🤖 AI Summary
In deep reinforcement learning, large models often suffer performance degradation as neural network capacity increases; although SoftMoE has been empirically shown to mitigate this issue, its underlying mechanism remains unclear. This work systematically investigates SoftMoE’s role in online RL and identifies— for the first time—that its performance gains stem primarily from sequence-based tokenization of encoder outputs (replacing conventional vector flattening), rather than the multi-expert architecture per se. By designing a single-expert variant augmented with tokenization and parameter scaling, we fully replicate SoftMoE’s sample efficiency and asymptotic return. Experiments across standard RL benchmarks confirm tokenization’s sufficiency and dominance, refuting the prevailing assumption that multi-expert structure drives performance.

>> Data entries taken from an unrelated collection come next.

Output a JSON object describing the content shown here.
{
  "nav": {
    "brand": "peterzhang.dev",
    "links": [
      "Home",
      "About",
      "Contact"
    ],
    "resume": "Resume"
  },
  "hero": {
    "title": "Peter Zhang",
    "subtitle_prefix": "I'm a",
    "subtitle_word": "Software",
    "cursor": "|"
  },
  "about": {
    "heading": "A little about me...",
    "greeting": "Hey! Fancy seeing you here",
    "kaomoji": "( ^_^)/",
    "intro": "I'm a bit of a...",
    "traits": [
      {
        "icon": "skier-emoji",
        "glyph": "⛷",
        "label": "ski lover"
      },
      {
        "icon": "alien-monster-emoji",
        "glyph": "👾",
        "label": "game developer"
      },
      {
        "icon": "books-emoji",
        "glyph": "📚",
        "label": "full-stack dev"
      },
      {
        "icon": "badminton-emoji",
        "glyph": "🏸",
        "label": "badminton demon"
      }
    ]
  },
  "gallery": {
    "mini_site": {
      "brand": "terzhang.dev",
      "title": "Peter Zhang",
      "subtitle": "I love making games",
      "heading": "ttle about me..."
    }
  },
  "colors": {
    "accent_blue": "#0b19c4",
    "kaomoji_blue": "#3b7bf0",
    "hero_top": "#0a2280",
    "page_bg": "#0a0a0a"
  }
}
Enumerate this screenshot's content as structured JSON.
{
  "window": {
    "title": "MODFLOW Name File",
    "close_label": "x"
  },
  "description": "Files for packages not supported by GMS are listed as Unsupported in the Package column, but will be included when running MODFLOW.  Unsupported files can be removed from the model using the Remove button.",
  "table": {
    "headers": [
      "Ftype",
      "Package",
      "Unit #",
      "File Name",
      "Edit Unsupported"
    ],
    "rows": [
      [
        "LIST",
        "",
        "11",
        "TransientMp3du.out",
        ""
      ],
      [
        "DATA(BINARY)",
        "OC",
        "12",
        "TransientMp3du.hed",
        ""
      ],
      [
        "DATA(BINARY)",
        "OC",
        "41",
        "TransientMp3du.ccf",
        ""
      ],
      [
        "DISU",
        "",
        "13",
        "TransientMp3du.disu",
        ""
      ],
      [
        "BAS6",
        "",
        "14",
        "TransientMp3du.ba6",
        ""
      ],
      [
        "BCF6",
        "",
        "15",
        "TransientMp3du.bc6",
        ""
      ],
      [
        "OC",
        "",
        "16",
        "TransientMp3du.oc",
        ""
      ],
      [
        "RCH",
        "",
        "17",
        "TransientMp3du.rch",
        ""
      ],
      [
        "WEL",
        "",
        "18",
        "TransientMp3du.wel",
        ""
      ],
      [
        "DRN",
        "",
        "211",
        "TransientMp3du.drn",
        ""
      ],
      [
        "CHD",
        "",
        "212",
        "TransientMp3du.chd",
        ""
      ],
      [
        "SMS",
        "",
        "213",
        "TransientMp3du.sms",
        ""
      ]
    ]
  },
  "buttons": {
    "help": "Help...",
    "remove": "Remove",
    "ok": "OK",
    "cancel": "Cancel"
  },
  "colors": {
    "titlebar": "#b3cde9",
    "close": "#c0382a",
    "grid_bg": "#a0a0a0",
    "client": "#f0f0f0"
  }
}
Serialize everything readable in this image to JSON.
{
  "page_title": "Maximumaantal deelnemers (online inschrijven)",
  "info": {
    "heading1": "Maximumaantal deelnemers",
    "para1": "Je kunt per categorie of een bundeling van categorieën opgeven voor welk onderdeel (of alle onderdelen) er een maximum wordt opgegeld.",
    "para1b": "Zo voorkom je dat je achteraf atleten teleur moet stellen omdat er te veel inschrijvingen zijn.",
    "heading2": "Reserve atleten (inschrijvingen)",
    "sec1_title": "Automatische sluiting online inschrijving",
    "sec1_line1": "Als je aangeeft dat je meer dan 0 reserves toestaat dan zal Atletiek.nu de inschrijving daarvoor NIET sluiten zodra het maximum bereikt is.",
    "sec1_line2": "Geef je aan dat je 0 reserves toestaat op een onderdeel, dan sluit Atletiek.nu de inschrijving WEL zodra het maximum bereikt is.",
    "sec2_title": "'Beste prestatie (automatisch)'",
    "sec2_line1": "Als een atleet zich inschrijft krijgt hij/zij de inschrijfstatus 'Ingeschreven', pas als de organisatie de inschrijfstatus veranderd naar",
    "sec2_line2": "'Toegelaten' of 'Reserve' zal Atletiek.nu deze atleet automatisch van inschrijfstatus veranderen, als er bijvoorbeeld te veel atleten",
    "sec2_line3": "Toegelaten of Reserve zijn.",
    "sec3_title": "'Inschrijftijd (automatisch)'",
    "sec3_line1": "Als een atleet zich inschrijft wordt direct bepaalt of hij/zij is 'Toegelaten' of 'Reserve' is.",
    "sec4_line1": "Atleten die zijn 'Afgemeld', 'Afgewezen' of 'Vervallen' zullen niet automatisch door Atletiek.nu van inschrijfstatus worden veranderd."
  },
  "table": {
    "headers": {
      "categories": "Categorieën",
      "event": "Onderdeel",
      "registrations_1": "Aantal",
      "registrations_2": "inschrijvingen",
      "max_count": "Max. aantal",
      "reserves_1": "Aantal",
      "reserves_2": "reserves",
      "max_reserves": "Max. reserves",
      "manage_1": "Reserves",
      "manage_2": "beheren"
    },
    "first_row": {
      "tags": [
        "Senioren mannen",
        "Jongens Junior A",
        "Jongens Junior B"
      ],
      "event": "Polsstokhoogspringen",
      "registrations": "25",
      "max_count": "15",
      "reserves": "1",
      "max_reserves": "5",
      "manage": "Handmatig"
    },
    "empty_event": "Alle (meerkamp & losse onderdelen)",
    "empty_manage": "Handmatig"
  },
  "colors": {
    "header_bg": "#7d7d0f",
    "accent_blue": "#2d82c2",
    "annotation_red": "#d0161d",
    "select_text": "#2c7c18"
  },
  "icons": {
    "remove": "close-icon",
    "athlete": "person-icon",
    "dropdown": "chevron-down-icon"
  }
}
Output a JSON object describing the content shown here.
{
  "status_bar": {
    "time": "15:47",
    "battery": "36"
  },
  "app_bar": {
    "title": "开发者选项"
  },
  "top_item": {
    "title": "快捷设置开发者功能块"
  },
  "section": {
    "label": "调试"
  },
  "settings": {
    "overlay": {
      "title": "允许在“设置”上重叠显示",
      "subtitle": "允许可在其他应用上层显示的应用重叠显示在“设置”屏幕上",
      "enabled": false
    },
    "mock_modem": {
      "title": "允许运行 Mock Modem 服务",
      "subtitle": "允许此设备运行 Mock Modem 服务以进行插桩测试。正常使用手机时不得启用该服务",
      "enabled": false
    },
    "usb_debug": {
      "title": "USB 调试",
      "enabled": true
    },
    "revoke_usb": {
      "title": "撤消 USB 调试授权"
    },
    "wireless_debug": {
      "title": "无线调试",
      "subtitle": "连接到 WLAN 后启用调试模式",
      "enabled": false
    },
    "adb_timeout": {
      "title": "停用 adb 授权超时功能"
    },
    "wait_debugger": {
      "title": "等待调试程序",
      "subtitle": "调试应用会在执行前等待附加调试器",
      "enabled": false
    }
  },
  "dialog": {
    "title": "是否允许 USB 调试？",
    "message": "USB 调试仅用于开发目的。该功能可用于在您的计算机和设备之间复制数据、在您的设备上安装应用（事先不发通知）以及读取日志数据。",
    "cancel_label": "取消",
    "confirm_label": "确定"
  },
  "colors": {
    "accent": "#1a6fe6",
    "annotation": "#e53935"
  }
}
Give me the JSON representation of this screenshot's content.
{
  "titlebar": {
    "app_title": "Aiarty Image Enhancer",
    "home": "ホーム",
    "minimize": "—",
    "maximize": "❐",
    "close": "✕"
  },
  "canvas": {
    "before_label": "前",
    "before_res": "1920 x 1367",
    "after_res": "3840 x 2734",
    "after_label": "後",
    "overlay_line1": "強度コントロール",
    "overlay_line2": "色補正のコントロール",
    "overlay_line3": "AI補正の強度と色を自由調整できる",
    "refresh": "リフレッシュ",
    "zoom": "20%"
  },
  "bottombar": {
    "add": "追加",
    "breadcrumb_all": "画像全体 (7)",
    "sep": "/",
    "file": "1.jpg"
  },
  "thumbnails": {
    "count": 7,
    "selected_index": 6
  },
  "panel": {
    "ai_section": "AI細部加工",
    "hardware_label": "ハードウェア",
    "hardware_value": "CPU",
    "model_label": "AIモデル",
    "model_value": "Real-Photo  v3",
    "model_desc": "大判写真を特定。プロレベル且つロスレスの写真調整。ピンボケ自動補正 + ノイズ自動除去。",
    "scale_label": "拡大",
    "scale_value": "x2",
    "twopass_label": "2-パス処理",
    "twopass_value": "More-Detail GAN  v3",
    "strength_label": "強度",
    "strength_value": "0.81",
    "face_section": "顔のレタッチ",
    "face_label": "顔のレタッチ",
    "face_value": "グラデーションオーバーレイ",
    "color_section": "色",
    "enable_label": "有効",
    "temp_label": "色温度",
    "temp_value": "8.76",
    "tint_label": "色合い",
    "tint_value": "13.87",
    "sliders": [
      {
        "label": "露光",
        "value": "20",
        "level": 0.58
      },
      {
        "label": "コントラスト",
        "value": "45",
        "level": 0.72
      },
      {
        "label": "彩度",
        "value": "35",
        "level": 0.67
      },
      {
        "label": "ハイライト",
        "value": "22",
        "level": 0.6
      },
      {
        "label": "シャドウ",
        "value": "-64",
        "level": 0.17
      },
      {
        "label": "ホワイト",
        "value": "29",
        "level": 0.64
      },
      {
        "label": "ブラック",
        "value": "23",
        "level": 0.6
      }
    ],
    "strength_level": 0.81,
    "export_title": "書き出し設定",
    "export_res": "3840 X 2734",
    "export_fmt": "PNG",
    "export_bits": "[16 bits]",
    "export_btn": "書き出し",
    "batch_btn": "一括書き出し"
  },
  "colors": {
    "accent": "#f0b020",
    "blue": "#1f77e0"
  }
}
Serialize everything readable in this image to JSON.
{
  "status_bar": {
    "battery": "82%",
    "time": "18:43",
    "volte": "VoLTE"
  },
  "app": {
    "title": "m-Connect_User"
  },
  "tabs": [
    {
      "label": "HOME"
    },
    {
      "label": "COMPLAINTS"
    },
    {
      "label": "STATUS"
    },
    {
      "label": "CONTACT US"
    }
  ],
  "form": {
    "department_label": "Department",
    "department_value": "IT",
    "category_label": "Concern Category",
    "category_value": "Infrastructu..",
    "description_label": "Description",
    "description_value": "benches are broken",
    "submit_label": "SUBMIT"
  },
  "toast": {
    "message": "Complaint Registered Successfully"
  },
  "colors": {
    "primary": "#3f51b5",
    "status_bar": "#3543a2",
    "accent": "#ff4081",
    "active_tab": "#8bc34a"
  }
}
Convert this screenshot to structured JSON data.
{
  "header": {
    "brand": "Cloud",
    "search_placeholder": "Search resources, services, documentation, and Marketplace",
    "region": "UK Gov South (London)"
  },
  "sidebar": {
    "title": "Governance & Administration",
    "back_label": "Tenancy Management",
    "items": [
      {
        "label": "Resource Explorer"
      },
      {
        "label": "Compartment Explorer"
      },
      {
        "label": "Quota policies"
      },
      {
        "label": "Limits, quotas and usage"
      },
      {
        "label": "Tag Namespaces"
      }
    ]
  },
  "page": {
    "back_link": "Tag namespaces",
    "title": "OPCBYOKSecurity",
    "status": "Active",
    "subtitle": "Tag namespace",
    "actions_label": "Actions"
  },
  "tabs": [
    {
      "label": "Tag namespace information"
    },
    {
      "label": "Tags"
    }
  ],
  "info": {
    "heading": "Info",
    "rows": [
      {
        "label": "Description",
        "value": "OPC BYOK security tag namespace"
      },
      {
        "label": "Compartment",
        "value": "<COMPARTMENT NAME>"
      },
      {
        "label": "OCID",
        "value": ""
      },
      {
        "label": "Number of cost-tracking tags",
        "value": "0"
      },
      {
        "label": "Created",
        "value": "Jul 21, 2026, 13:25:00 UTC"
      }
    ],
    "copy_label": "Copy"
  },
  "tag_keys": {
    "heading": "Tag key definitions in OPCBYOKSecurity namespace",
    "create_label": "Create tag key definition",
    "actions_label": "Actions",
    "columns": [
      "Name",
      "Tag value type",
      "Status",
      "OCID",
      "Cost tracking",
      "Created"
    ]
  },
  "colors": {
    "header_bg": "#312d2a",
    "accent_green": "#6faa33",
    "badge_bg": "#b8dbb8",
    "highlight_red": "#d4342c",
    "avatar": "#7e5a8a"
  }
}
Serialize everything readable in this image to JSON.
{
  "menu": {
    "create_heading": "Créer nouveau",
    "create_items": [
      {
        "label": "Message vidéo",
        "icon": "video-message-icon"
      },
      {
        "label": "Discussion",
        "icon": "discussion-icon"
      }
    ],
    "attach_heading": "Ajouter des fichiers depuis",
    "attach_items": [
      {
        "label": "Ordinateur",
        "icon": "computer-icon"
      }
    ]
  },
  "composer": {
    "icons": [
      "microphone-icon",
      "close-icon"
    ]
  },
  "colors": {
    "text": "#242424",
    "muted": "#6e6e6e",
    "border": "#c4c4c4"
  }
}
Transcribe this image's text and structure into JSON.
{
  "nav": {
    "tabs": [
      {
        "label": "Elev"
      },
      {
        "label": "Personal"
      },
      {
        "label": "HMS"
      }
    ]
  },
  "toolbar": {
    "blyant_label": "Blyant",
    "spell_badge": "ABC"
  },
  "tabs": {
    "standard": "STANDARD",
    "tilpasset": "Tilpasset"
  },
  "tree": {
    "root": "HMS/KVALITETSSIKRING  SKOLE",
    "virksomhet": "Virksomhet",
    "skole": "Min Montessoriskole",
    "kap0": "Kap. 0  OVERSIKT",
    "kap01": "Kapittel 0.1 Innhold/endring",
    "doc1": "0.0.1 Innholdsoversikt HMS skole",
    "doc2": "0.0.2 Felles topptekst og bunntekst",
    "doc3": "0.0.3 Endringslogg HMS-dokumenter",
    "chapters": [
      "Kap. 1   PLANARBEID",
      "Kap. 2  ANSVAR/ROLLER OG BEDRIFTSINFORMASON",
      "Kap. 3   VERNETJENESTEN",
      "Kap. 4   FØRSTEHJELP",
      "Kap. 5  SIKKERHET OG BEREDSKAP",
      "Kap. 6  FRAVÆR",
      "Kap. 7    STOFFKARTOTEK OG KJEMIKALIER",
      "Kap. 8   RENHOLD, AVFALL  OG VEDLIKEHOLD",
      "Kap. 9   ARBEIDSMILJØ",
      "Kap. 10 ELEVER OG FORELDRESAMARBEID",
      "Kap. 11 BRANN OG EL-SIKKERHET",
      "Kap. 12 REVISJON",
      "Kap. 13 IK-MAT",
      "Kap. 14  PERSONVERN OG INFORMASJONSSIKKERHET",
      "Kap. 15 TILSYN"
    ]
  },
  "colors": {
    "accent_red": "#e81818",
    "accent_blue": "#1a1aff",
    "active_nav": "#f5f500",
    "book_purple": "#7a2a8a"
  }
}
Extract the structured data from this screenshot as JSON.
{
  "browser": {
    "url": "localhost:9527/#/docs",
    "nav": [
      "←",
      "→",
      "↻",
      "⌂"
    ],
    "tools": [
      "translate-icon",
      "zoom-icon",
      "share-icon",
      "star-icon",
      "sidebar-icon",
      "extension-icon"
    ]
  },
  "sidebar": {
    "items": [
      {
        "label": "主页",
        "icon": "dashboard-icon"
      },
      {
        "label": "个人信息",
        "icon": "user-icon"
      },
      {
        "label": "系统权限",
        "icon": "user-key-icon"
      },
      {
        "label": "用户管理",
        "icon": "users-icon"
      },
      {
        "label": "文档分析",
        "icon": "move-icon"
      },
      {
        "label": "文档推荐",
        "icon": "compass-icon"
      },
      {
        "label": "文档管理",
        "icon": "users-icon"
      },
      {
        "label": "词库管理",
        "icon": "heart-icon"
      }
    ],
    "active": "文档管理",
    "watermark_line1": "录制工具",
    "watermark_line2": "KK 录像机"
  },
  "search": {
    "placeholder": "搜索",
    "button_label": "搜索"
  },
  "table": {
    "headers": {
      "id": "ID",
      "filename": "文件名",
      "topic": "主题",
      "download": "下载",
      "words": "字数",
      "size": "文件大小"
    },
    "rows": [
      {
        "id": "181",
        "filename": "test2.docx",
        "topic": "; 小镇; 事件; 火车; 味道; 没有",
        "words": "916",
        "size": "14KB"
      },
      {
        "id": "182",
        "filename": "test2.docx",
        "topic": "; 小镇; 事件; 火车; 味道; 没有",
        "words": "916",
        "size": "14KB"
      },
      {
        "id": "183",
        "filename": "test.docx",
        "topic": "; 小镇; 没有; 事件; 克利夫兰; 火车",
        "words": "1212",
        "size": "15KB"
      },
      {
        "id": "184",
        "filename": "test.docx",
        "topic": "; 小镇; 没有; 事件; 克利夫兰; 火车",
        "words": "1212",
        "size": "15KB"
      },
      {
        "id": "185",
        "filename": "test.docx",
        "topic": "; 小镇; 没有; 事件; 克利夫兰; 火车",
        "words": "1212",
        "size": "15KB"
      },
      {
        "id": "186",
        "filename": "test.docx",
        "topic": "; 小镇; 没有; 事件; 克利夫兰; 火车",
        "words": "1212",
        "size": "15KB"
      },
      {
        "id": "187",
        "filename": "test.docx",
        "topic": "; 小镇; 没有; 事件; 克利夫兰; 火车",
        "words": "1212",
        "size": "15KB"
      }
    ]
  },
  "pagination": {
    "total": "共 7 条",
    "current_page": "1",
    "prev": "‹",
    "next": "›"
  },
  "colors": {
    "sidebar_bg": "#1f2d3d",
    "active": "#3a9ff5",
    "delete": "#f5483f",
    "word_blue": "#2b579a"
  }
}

Our findings significantly reduce computational and memory overhead while providing mechanistic insight into architectural design for scalable RL.
📝 Abstract
The use of deep neural networks in reinforcement learning (RL) often suffers from performance degradation as model size increases. While soft mixtures of experts (SoftMoEs) have recently shown promise in mitigating this issue for online RL, the reasons behind their effectiveness remain largely unknown. In this work we provide an in-depth analysis identifying the key factors driving this performance gain. We discover the surprising result that tokenizing the encoder output, rather than the use of multiple experts, is what is behind the efficacy of SoftMoEs. Indeed, we demonstrate that even with an appropriately scaled single expert, we are able to maintain the performance gains, largely thanks to tokenization.